One group that Riley favored during his time at Radio 6 was The Monochrome Set. The revolving-door cast of musicians led by singer, songwriter and guitarist Bid appeared live in the studio on many occasions. And the best form those performances have now been enshrined on a 2CD set with the lengthy (if accurate) title Radio Sessions: Marc Riley BBC 6 Music 2011-2022.
Drawing from seven appearances that neatly span that period, The Monochrome Set effectively documented a decade of their history. In performances that are sharp and crystalline, the group still plays with the passion and immediacy of live concerts. The varying lineups would also mean that there’s a different tonal character to each performance. The March 2012 sessions featured material from the band’s then-current release Platinum Coils, and the lineup featured violin and mandolin, giving a folk/gypsy jazz vibe to Bid’s pop-leaning alternarock.
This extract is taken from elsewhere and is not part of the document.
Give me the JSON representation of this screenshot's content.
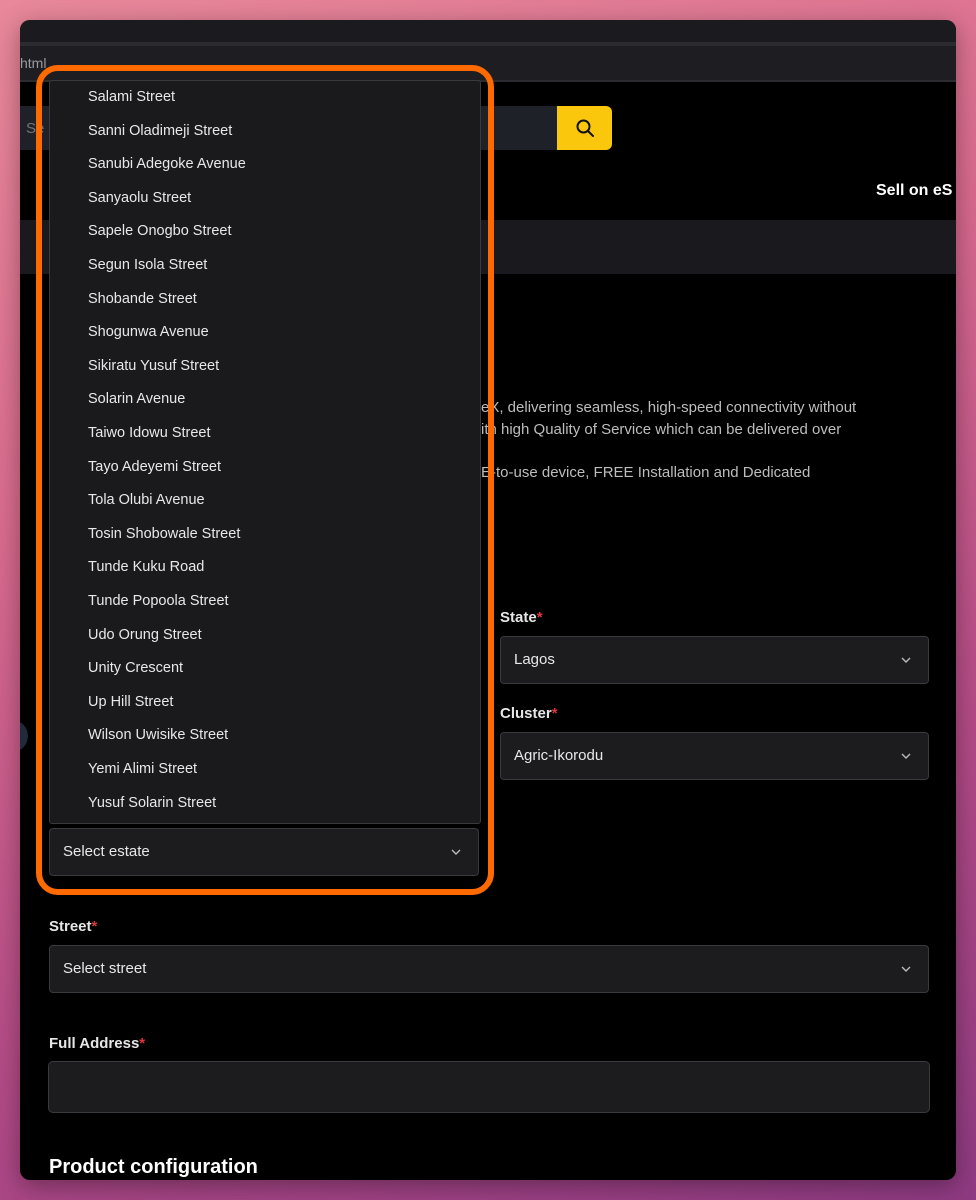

The following year, a different, more streamlined lineup was in the BBC studio to promote Super Plastic City. In 2015, The Monochrome Set had released Spaces Everywhere, and – with an again-changed lineup – showcased four of that record’s tunes.
Every one of these shows would be a gem, and compiling them on a 2CD set makes all kind of sense. For listeners who have discovered the joys of the band’s music of that era – seven albums in all – having BBC 6 Radio versions of the tunes is a worthwhile addition. The warts-and-all nature of the performances – Bid almost loses his way through laughter on a reading of “Iceman” – only makes these songs better. And because this collection provides a kind of career survey of that era of Monochrome set music, it can serve as a tidy introductory to Bid and his musical mates. And the set’s liner notes – by Bid himself – provide some context for each of the sets of music. With thanks to Marc Riley for providing the succession of platforms for The Monochrome Set, this collection is highly recommended.